Economists Make Dire Prediction About Inflation and Supply Chain Shortages Going Into 2022
High inflation will last well into 2022, economists say, indicating that supply chain bottlenecks will keep increasing prices and curbing production.
Experts expect to see average inflation of 5.25 percent in December, slightly down from the current maximum predicted to be 5.4 percent, according to The Wall Street Journal.
If inflation stays around its current level, Americans will experience the longest period during which inflation has stayed above 5 percent since 1991.
“It’s a perfect storm: supply-chain bottlenecks, tight labor markets, ultra-easy monetary and fiscal policies,” Michael Moran, Daiwa Capital Markets America’s chief economist, told the Journal.
Economists believe that consumer price inflation will drop to 3.4 percent by June 2022 and 2.6 percent by the end of 2022.
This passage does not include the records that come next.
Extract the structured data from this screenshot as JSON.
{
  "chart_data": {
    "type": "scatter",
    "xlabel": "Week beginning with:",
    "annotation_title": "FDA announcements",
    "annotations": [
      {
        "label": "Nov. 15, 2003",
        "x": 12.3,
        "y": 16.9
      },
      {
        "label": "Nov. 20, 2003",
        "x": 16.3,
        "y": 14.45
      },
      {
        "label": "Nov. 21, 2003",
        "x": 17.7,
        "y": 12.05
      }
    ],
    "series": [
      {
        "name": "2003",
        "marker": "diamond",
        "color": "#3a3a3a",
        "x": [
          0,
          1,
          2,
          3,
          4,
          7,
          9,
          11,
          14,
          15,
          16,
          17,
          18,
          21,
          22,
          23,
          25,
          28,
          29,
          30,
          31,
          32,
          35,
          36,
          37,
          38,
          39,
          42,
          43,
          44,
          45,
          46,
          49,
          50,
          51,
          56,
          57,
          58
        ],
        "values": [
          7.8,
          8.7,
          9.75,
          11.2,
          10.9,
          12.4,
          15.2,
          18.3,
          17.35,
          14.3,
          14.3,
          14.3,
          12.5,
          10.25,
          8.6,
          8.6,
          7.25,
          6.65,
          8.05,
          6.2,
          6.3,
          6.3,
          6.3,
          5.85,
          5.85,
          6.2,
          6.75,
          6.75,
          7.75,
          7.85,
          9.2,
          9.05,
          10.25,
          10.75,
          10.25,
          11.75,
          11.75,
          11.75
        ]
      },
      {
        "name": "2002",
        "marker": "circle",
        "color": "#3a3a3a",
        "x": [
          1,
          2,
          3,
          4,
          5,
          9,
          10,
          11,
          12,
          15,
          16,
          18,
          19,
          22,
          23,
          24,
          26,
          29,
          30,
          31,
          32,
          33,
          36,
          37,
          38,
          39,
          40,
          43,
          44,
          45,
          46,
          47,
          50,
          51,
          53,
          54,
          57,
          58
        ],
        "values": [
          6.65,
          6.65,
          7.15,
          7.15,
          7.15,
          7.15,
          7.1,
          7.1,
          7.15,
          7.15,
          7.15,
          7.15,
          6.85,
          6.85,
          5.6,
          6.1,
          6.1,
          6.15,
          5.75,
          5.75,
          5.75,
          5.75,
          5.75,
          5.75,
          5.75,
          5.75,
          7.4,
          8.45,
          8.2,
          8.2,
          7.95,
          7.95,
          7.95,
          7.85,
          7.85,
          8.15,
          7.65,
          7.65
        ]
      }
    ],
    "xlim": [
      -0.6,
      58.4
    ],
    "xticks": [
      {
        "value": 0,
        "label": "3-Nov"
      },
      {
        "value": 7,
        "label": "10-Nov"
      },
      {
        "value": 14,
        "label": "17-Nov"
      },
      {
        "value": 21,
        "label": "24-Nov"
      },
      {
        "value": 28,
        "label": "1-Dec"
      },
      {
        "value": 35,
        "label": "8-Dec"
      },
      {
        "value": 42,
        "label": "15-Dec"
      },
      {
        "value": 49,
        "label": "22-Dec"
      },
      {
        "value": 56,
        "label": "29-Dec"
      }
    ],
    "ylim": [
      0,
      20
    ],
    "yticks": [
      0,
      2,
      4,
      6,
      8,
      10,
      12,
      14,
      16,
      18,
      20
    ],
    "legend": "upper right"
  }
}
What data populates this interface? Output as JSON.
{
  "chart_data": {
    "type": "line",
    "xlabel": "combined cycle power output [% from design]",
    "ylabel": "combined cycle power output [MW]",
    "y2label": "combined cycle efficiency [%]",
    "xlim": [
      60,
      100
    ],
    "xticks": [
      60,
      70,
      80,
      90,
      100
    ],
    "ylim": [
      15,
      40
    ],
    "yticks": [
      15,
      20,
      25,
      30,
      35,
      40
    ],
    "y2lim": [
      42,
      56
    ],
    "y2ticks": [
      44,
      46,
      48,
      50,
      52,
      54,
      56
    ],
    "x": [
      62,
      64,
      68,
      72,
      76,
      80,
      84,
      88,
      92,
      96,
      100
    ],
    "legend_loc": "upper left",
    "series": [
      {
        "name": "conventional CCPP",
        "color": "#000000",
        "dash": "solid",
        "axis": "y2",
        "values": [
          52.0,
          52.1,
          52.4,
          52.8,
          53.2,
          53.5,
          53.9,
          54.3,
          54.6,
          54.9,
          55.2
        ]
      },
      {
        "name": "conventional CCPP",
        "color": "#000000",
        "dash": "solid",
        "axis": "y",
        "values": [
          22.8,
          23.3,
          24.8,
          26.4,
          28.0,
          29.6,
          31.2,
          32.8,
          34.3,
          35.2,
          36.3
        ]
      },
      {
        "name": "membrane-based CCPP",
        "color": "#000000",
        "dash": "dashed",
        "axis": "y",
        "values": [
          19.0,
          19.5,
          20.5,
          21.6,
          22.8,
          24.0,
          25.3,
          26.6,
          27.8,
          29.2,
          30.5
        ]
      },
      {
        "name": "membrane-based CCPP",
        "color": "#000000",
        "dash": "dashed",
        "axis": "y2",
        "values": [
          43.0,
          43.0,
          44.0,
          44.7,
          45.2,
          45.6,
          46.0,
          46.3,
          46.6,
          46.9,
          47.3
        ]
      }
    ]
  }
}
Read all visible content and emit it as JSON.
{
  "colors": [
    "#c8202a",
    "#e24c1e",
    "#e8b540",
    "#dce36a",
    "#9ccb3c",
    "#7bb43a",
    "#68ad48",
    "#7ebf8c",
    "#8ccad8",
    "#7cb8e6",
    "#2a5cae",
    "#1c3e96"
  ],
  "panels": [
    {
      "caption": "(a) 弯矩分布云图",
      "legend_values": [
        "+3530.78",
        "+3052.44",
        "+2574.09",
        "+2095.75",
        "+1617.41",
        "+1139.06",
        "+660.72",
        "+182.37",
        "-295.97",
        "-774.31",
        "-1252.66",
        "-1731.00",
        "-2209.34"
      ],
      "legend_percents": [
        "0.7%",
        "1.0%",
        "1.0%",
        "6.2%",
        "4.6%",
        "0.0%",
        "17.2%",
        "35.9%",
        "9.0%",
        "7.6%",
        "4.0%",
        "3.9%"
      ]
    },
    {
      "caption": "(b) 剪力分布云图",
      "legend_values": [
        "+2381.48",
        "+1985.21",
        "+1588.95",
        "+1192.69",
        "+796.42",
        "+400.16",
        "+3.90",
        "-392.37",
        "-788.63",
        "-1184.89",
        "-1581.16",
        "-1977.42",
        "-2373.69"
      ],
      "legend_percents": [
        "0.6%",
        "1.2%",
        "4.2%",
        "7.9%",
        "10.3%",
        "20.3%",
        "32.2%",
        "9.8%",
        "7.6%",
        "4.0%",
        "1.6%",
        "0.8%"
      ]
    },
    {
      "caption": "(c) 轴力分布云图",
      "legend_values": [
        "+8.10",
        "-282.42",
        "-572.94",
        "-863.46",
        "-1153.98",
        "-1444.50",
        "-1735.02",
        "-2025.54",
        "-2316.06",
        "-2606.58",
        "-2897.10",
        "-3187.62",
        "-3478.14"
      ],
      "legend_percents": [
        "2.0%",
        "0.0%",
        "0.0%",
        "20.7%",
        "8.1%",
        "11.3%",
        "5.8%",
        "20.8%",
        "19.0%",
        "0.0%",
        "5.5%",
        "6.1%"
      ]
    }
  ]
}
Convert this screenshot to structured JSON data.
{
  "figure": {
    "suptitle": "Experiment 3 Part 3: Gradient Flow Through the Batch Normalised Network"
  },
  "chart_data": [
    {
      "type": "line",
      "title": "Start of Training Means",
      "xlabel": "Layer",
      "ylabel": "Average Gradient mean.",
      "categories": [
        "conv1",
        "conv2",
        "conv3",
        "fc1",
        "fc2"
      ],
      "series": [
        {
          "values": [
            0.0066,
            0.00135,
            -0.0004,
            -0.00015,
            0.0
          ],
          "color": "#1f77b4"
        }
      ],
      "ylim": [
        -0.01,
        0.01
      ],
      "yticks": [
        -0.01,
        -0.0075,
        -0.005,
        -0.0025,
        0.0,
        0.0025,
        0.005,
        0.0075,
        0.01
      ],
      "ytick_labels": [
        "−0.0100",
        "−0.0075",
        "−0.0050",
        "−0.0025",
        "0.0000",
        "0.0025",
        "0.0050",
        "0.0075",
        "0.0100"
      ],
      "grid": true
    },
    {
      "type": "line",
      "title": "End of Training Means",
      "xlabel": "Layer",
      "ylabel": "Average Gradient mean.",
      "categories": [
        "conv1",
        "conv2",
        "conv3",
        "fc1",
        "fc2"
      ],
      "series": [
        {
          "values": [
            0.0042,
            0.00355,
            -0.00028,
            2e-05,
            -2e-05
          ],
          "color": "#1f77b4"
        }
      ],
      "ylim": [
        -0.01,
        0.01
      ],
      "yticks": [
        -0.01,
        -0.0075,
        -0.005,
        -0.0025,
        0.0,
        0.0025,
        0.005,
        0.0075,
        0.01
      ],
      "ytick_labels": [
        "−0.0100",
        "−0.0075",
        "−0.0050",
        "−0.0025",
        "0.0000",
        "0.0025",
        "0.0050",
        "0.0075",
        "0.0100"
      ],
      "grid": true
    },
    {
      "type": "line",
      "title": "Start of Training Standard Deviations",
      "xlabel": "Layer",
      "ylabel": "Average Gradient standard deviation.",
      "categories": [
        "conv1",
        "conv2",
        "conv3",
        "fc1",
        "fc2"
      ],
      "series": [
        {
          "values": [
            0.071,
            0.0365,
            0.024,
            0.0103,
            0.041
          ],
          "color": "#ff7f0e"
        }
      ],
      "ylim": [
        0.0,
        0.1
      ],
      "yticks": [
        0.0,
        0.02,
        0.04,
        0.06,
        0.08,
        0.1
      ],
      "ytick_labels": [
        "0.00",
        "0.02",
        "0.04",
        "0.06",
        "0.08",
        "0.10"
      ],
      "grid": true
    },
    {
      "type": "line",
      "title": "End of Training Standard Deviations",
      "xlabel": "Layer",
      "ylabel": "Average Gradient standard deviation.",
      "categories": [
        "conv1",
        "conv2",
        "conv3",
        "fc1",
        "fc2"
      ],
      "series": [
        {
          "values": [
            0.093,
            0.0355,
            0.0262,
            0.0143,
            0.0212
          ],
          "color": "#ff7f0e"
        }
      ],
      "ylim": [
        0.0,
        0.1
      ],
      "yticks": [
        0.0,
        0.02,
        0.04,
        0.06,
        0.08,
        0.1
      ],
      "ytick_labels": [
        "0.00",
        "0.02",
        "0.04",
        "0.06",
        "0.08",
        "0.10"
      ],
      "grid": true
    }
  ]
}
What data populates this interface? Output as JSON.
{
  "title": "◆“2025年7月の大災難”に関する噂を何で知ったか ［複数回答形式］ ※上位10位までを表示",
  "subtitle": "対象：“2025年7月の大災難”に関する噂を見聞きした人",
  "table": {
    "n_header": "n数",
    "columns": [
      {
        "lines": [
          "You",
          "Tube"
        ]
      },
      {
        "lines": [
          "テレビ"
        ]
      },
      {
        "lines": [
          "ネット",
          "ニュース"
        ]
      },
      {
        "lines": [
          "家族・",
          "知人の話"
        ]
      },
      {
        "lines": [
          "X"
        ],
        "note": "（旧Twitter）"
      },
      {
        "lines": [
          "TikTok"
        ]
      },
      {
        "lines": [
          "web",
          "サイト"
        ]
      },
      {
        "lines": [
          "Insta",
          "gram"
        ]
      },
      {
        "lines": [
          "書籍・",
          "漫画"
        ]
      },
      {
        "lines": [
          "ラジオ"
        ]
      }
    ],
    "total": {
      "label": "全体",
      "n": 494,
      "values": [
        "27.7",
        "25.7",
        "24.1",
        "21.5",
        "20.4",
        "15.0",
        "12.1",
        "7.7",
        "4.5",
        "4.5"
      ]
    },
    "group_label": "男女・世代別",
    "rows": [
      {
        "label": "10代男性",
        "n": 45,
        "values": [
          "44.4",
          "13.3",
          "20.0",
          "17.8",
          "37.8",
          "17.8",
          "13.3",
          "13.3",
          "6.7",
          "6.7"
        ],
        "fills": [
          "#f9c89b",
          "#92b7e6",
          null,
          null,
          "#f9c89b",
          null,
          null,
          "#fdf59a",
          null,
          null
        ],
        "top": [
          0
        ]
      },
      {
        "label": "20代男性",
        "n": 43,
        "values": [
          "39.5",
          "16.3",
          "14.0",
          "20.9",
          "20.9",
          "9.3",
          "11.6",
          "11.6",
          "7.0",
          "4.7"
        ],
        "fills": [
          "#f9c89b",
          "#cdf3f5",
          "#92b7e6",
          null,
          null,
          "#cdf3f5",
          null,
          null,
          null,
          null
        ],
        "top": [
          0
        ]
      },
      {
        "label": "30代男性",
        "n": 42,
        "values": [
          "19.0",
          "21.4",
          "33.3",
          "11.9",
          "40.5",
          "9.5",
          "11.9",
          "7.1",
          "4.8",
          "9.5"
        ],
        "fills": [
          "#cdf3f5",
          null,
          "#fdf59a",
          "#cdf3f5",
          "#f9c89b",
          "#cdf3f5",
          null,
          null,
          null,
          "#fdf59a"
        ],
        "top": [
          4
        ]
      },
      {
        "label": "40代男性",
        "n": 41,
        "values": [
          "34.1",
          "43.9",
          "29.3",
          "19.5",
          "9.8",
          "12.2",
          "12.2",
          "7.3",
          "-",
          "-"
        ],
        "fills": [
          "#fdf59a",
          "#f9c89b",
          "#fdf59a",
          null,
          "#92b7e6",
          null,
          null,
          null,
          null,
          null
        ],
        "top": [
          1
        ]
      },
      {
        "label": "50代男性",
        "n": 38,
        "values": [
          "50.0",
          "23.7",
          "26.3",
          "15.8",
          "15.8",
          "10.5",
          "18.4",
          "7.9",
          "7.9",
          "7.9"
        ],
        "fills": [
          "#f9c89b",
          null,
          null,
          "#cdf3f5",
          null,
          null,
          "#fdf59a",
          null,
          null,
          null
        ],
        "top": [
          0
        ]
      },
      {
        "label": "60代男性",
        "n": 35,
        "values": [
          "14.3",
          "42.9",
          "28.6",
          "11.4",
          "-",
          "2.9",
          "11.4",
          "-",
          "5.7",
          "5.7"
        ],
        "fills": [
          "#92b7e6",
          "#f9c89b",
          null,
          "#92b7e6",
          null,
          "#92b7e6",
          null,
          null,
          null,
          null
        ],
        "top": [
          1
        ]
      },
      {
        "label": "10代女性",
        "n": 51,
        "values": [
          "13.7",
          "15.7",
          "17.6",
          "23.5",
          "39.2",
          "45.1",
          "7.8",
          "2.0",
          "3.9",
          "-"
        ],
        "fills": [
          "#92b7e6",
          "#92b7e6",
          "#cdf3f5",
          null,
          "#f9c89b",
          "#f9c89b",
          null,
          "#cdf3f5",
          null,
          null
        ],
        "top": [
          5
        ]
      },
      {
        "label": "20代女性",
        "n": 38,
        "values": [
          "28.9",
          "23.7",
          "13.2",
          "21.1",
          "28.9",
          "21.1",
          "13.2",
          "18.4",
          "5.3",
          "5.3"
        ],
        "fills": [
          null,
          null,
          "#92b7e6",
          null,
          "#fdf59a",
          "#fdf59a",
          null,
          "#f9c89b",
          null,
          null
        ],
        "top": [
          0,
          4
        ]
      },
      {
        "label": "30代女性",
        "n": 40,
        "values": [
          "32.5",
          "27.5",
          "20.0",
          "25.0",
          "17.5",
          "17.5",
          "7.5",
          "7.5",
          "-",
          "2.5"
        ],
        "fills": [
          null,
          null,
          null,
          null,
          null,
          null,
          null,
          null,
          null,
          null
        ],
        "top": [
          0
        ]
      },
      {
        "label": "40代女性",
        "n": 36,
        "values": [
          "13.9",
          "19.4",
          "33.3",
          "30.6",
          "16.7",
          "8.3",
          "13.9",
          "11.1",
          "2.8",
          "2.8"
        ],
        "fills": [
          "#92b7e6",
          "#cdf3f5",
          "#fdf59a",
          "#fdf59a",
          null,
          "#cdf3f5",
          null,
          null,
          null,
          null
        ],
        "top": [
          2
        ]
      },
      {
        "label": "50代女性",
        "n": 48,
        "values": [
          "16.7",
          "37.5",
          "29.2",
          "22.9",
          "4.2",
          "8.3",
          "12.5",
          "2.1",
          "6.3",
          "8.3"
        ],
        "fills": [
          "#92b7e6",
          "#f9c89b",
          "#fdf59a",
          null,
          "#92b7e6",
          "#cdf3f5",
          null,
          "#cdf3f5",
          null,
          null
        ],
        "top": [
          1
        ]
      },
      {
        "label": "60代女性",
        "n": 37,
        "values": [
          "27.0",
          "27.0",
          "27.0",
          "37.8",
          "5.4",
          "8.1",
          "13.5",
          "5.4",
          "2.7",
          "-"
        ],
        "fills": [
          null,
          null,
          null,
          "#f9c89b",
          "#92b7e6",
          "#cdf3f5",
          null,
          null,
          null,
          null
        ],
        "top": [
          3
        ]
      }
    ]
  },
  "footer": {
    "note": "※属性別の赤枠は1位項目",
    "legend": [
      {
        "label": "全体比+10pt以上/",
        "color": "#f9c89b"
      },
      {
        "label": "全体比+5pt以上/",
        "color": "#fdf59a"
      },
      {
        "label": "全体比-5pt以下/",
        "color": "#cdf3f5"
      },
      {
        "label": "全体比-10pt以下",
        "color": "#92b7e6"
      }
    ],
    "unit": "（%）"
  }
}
These figures remain 1.8 percent above the inflation level seen before the COVID-19 pandemic.
Experts also cut growth forecasts for 2021 from 7 percent during a July survey to 3.1 percent in the third quarter, according to the article.
Fourth-quarter growth predictions were also lowered from 5.4 percent to 4.8 percent.
“Consumer spending, and by extension GDP growth, is being limited by high rates of inflation eroding the real purchasing power of consumers,” Michael Brown, Visa’s principal U.S. economist, told the Journal.
Roughly half of the economists surveyed by the WSJ believe supply chain bottlenecks pose the greatest threat to economic growth in the next 12 to 18 months, while nearly 20 percent of experts highlighted labor shortages as such.
Economists also lowered their concerns of the coronavirus’ impact on economic growth, according to the report.
Only 8.2 percent of experts surveyed believe that the pandemic will stunt growth.
“Fundamentally, it’s Covid and people’s reaction to it that’s leading to labor shortages and supply-chain bottlenecks, which in turn is feeding into higher inflation,” Leo Feler, senior economist at UCLA Anderson Forecast, told the Journal.